Wien. Jobs vermitteln, umschulen und Personal dort einsetzen, wo es tatsächlich gebraucht wird – was Arbeitsmarktservice (AMS) und Privatwirtschaft täglich praktizieren, fehlt im öffentlichen Bereich. Pragmatisierte Beamte sind unkündbar, Vertragsbedienstete verlieren de facto nur sehr selten ihren Job. Mehr noch: Auch eine andere Aufgabe an einem anderen Ort ist ihnen nur schwer schmackhaft zu machen. Überkapazitäten in einem Bereich und Personalmangel in einem anderen sind oft nicht auszugleichen. Und das in Zeiten von Sparzwängen, in denen ein effizienter Einsatz von Mitarbeitern ein Gebot der Stunde wäre.

So lautet im „Presse“-Gespräch der Befund des Personalexperten Christian Havranek, der den Staat im Rahmen von Projekten schon oft beraten hat. Er stellt eine Idee neu zur Diskussion: ein „Arbeitsamt für Beamte“ – also eine ausgelagerte Agentur, die künstlich nachbildet, was es für die Privatwirtschaft längst gibt. Wenn ein Job wegfällt, ist der Betroffene bei Bedarf „fundamental umzuschulen – wer könnte sich das leisten, wenn nicht die öffentliche Hand?“ Bis dahin sollte sein Gehalt auf die Höhe des Arbeitslosengeldes reduziert werden. Innerhalb von 100 Tagen muss er seine neue Arbeit antreten. Das ist der Zeitraum, in dem ein Arbeitsloser im Schnitt ohne Job bleibt. Die Agentur sollte in privaten Händen sein, weil „die das professioneller angehen“.

Ganz neu ist der Vorschlag freilich nicht. Großbritannien und skandinavische Länder haben solche Jobprovider längst installiert. Auch in Österreich wollte Wilhelm Molterer als Finanzminister 2007 eine zentrale Jobagentur für alle Ministerien installieren. Das Gesetz lag fertig geschrieben in der Schublade, die Gewerkschaft aber leistete beharrlich Widerstand.

Sie verwies auf die „Jobbörse“, die es im Bundeskanzleramt schon seit den Neunzigern gibt. Minister befürchteten, die externe Agentur würde ihnen die Personalhoheit über die Beamtenheere nehmen. Warum sollte der Vorschlag heute auf mehr Gegenliebe stoßen? „Der Druck wird stärker, weil privater und öffentlicher Sektor in der Krise stärker auseinanderdriften“, meint der Deloitte-Berater. Mehr Flexibilität sieht er als faire Gegenleistung dafür, dass Beamte kein „Betroffenheitsrisiko“ haben – also ihre Anstellung nicht verlieren können.
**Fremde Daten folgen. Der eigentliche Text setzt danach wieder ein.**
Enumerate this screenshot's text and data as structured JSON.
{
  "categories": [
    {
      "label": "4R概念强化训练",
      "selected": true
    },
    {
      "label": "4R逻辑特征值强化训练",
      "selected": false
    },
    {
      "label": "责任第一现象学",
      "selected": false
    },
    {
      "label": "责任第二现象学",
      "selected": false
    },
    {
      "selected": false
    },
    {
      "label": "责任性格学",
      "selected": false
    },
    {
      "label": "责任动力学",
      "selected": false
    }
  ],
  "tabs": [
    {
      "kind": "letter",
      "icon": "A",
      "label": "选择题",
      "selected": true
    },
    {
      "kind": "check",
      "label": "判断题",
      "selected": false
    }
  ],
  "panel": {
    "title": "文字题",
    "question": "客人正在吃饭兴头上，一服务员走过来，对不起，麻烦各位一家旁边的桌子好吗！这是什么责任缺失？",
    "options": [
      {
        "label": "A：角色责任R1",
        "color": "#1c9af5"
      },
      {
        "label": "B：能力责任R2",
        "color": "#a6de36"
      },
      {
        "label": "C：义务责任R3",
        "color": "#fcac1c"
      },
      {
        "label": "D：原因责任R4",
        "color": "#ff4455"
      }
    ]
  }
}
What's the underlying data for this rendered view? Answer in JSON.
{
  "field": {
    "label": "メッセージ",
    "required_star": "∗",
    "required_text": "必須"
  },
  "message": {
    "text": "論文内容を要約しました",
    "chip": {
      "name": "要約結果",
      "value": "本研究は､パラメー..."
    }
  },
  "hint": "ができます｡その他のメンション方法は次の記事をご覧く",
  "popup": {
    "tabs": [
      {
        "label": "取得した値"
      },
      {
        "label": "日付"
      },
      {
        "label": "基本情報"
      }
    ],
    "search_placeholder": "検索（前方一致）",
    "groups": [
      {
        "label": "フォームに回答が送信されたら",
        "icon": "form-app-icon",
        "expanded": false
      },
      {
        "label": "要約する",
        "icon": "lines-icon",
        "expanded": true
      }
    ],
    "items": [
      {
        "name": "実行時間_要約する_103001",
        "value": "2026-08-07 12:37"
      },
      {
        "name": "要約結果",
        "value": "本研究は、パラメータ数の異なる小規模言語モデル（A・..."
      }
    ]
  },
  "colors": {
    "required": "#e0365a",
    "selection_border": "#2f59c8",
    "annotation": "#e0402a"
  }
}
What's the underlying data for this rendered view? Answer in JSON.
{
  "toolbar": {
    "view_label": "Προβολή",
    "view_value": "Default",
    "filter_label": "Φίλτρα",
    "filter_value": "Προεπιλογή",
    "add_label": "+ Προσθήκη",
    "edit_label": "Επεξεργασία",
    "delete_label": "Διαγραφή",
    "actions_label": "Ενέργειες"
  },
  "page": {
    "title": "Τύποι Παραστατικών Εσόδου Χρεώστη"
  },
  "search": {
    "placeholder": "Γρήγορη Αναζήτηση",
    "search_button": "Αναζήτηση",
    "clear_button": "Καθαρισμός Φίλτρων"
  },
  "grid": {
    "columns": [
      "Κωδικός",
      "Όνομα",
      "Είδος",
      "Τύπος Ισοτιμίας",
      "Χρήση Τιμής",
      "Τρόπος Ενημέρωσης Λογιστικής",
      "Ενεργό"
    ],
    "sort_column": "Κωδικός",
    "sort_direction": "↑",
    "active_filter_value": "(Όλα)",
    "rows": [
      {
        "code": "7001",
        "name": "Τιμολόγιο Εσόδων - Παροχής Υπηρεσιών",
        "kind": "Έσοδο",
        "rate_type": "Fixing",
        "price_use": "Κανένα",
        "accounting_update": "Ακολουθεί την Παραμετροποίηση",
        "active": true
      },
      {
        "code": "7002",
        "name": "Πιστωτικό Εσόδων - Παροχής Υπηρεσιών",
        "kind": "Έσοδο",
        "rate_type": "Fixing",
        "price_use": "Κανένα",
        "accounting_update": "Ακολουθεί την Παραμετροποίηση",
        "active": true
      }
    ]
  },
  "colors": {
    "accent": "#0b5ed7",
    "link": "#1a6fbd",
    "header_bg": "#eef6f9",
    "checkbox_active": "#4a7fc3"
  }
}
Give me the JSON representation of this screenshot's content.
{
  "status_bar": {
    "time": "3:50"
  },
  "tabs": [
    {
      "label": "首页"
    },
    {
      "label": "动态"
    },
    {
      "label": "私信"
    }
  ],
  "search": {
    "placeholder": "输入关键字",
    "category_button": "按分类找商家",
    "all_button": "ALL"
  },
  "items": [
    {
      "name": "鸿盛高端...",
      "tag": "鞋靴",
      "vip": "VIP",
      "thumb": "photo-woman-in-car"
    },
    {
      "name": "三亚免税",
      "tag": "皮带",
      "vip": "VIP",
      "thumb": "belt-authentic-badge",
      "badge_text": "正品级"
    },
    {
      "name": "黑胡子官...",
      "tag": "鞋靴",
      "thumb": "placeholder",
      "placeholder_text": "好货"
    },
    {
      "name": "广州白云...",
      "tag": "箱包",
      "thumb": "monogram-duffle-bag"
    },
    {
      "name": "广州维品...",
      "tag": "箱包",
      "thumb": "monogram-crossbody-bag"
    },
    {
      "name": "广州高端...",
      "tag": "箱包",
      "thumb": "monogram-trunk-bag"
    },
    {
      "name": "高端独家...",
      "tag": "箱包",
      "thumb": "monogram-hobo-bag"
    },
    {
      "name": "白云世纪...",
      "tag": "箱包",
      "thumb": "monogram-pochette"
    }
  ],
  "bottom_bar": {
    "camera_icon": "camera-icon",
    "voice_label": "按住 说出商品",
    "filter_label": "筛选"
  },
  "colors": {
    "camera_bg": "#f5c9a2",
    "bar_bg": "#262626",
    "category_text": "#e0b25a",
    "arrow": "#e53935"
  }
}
Massive Einsparungen wären von der Jobagentur nicht zu erwarten, aber eine höhere Qualität der Arbeitsleistungen. Das hofft auch Margit Schratzenstaller vom Wifo. Denn „die Aufgaben des Staates ändern sich“. Klimaziele, Pflege, Kinderbetreuung oder die Integration von Migranten werden immer wichtiger. Umgekehrt hat die Ökonomin kein Verständnis für drastisch überbesetzte Heeresspitäler oder einen „Grenzeinsatz ohne Grenze“.

Noch in einem anderen Bereich will Havranek die Grenze zwischen privat und Staat weniger scharf ziehen. Auch für Zeitarbeiter sollte sich die öffentliche Verwaltung öffnen. So könnte man dort, wo eine Stelle nicht nachbesetzt wird, Kapazitätsspitzen ausgleichen. Eine Option auch für Hochqualifizierte: In Schweden schließen sogar Manager temporäre Verträge ab und gehen nach ihrem Staatsdienst auf Zeit wieder in die Privatwirtschaft zurück.